Modern approaches to building interpretable models of the property market using machine learning on the base of mass cadastral valuation
Alexey S. Tanashkin, Irina G. Tanashkina, Alexander S. Maksimchuik
TL;DR
The paper tackles the problem of building interpretable machine learning models for mass cadastral valuation in Primorsky Krai, Russia, focusing on land parcels and flats. It proposes a data-rich workflow that includes robust outlier handling, spatial feature engineering (notably a road-network centrality measure computed from OpenStreetMap data), and feature selection to manage multicollinearity.

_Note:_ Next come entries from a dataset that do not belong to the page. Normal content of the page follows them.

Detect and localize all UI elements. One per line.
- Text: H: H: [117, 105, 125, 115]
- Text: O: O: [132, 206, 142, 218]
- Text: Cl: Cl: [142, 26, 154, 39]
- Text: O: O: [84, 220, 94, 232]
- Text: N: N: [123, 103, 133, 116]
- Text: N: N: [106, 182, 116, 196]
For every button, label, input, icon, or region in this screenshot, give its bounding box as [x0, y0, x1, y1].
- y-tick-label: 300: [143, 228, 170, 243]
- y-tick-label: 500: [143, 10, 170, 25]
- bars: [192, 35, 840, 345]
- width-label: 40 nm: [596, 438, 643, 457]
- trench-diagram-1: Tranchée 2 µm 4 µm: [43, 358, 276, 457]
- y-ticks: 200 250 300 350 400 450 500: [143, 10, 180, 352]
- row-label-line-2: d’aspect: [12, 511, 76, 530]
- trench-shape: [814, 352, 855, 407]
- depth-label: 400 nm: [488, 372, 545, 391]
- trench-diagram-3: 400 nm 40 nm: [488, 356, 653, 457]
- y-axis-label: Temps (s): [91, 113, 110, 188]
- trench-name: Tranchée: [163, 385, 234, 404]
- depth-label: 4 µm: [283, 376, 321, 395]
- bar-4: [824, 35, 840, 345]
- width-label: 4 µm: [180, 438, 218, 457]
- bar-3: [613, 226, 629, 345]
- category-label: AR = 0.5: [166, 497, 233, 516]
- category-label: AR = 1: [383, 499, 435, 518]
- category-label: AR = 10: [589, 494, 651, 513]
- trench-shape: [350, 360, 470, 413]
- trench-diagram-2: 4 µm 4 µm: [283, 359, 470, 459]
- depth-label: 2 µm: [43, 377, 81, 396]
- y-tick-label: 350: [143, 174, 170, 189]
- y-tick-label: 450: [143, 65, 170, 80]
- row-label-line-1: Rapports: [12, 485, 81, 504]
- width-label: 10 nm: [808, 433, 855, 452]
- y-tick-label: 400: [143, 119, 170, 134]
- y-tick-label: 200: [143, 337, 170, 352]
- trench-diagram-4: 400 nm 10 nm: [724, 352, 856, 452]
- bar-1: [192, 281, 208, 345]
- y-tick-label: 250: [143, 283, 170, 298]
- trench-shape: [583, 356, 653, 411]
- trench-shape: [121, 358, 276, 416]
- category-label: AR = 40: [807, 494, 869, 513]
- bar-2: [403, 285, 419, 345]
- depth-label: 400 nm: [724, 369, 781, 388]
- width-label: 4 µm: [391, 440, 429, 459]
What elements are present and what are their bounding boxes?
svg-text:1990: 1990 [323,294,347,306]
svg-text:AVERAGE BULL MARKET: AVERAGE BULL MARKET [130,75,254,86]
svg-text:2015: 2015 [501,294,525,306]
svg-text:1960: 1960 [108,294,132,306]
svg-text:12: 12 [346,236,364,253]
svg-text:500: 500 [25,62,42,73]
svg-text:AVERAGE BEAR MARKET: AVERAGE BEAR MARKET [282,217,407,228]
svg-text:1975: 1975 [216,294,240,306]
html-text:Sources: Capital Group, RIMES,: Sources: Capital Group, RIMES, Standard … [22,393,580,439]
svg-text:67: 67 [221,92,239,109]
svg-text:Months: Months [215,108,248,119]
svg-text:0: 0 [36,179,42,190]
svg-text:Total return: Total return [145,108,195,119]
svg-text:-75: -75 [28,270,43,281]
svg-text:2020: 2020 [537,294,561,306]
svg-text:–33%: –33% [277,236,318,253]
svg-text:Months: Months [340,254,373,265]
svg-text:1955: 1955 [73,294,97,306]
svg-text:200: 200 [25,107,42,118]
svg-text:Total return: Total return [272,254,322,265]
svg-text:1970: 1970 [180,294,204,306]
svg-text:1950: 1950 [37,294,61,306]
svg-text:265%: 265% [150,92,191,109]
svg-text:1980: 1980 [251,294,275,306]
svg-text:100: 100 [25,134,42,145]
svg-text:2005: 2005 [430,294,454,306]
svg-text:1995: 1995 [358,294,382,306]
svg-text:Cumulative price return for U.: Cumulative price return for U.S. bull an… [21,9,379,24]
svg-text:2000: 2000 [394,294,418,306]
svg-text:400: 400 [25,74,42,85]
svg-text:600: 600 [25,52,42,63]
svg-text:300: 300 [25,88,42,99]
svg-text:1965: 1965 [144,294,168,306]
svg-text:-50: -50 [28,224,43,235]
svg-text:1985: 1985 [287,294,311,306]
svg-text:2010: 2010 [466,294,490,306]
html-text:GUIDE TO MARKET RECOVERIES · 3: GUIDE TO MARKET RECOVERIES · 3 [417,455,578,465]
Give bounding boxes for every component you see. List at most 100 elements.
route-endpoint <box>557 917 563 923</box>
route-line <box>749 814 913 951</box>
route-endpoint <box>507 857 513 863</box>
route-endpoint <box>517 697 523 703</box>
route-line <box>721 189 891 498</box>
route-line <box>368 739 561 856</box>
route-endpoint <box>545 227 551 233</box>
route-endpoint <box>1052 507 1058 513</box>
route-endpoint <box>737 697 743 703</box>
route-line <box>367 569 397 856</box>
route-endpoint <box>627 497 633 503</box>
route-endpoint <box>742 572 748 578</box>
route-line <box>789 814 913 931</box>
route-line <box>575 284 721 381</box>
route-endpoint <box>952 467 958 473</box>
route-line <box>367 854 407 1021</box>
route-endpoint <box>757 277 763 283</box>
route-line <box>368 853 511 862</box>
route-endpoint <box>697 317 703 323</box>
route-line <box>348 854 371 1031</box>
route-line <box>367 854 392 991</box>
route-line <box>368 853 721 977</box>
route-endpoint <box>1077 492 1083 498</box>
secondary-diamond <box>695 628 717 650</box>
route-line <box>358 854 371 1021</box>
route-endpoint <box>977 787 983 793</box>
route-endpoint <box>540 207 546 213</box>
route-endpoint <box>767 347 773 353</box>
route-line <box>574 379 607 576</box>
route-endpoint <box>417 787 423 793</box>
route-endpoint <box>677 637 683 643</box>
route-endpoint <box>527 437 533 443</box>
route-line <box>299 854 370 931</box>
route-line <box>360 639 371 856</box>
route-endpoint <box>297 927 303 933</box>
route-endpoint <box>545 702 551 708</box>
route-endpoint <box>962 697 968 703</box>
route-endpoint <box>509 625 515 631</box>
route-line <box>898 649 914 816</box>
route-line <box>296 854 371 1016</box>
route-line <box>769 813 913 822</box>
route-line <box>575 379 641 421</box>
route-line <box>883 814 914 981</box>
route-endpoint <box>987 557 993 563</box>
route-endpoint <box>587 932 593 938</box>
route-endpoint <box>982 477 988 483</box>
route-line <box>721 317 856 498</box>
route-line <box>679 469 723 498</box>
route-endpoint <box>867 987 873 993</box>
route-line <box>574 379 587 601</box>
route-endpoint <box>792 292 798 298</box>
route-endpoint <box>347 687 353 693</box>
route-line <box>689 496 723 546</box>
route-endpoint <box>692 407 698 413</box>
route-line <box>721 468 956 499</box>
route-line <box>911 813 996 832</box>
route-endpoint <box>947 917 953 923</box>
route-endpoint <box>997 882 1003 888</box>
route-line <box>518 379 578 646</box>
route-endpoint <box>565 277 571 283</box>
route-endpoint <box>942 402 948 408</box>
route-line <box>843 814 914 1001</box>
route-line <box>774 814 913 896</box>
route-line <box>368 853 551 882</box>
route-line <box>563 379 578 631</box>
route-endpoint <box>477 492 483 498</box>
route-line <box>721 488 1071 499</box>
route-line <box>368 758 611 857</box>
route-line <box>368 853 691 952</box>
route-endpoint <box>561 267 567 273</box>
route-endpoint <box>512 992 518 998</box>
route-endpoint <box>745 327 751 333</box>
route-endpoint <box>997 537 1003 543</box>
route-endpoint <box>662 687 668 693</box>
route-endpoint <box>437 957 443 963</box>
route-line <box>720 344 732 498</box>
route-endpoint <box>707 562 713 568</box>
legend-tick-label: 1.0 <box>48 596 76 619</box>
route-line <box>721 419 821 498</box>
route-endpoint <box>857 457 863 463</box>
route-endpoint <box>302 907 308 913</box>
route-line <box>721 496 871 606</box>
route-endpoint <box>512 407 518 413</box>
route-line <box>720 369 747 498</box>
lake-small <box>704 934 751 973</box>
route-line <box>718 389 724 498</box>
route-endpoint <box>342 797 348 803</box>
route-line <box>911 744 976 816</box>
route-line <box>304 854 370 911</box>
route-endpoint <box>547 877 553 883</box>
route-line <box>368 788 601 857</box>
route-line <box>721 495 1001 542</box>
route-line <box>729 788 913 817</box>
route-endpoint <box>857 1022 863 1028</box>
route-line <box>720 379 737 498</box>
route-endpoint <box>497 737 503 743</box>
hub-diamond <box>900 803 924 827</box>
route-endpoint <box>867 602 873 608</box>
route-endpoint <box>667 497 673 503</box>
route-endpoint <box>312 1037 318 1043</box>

For land parcels, an interpretable regression-kriging framework (OLS plus kriging residuals) is shown to outperform a plain linear model, while for flats, the RuleFit method combines decision-rule generation with sparse linear modeling to maintain interpretability and achieve strong predictive accuracy, sometimes comparable to Random Forest. The results demonstrate that hybrid, interpretable approaches can achieve competitive performance in real estate valuation and offer practical benefits for policy and legal applications, with potential to generalize to other regions pending further data and methodological refinement. Key metrics include $R^2_{adj}$ and $MAPE$ values such as $R^2_{adj}=0.760$ and $MAPE=19.23\%$ for land parcels (regression-kriging) and $R^2_{adj}=0.613$, $MAPE=8.8\%$ for Flats (RuleFit).
Abstract
In this paper, we review modern approaches to building interpretable models of property markets using machine learning on the base of mass valuation of property in the Primorye region, Russia. There are numerous potential difficulties one could encounter in the effort to build a good model. Their main source is the huge difference between noisy real market data and ideal data usually used in tutorials on machine learning. This paper covers all stages of modeling: collection of initial data, identification of outliers, search and analysis of patterns in the data, formation and final choice of price factors, building of the model, and evaluation of its efficiency. For each stage, we highlight potential issues and describe sound methods for overcoming emerging difficulties on actual examples. We show that the combination of classical linear regression with kriging (interpolation method of geostatistics) allows to build an effective model for land parcels. For flats, when many objects are attributed to one spatial point, the application of geostatistical methods becomes problematic. Instead, we suggest linear regression with automatic generation and selection of additional rules on the base of decision trees, so called the RuleFit method. We compare the performance of our inherently interpretable models with well-proven "black-box" Random Forest method and demonstrate similar results. Thus we show, that despite such a strong restriction as the requirement of interpretability which is important in practical aspects, for example, legal matters, it is still possible to build effective models of real property markets.